И всем им подавали уже готовое питье — такое, как всегда в веках. Кокинакос проткнул шампуром губку. И окунув в бордовый маринад, стал основательно со смаком пропитывать ее перченым и соленым уксусом.

…Между тем, развернувши холщовую тряпицу, отделила зелёнолобковая Озя от нее святой кусочек украденного в Православном храме АНТИМИНСА. Швырнула его на песок. Со сладострастием вдавила пяткой в крупитчатую зыбь. Стала топтать. Растерла. Убравши ногу, исторгла раскаленный шип:

— Ты прах и тлен! Ты хуже, чем дерьмо собачье! Тьфу на тебя!

После чего, скосив глаза на обезьяну, приказала:

— Хватит сачковать! Играй, макака!

Звеняще, гулко исторгла первый скорбный аккорд балалайка под ударом волосатой лапки: Лабух взял аккорд, не глядя на гриф. Затравленно, осмысленно, почти по-человечьи, смотрел он на распятого, чья кожа обескровлено белела, отсвечивая тусклым перламутром.

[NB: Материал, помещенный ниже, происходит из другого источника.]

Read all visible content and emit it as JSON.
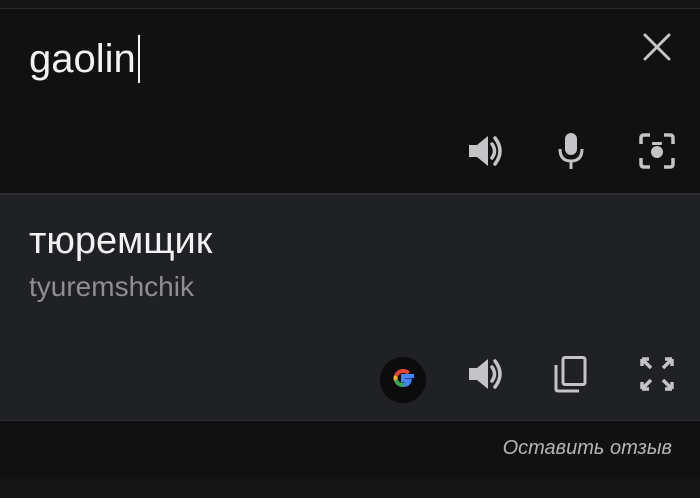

За первым аккордом очеловечивающийся в потрясении зверёк взял второй, потом третий. Органно размахнувшись звуком, стал исполнять "Прелюд" Рахманинова, заполняя остолбеневший лес и стражу предсмертною, рыдающей тоской.

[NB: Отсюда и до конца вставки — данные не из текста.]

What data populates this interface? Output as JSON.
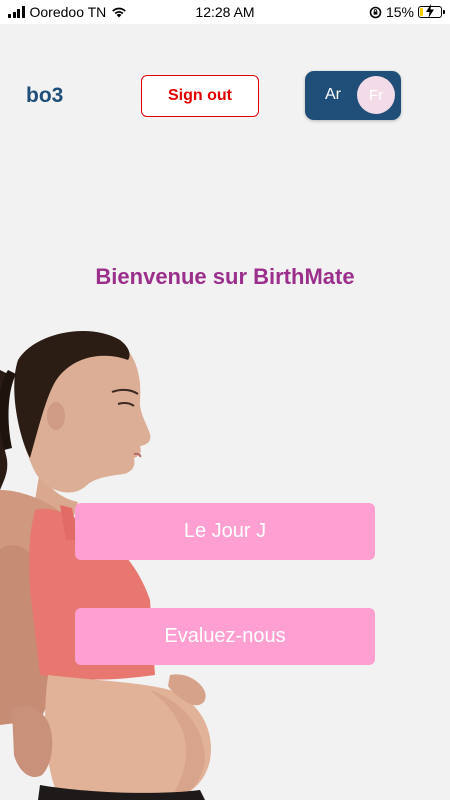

— Ты что-о-о-о? — придушено, остервенело взбеленилась подручная у главной жрицы. Уже готовились изобразить все её мускулы и кости вертлявость торжества "семь-сорок", чтобы неистово шпынять визгливым ногодрыганьем кончину доходящего на дубе Хрисламского свиненка, терзать его сознание и уши их праздником души в честь Бафомета, Мордехая и Эсфири.

Но эта волосатая! упрямая! скотина! вдруг опросталась чем-то похоронно-гойским!

— Ах ты бляди-ина! — и размахнувшись голою ступнею, намереваясь хряснуть ею по обезьяньей морде, наткнулась Озя вдруг на оскал. Над желтыми звериными клыками обезьяны дрожали и змеились губы. А в шерстяной груди свирепо зарождался предостерегающий и грозный рык. Гляделки исполнителя-тапера при обряде накалялись рубиновым огнем — под непрерывный и минорный рокот погребальной скорби. Отдернула ступню и отскочила: всполошенно, панически ломилось в ребра сердце — прокусит ведь тварь ногу и раздробит клыками кость!

Ядир впитал бунт обезьяны в память, присовокупив этот — второй за сутки бунт, к Иосифу, когда тот приколачивал к кресту плоть малого свиненка: растерянным и неподвластным контролю состраданьем подернулось лицо недавно взятого в команду.

— Пи-и-и-ить... — вторично затухающе прошелестело сверху.

Кокинакос вздел губку ввысь, понес к распятому. Сочились, падали на грудь ему, на землю капли из насыщенной жгучим маринадом греходержцы .

Приблизился, поднял её к меловому лицу, где жадно распахнулись обескровленные губы.

"Не пей, сын мой. Отверни свой лик" — втек в сердце, в память отрока неведомый и мягкий голос. Он был неодолим своею властью. И сострадание, заполнившее всклень сей голос, как уксус губку, врачующим бальзамом растеклось по тельцу, глуша в нем нестерпимость огненного жженья в ранах.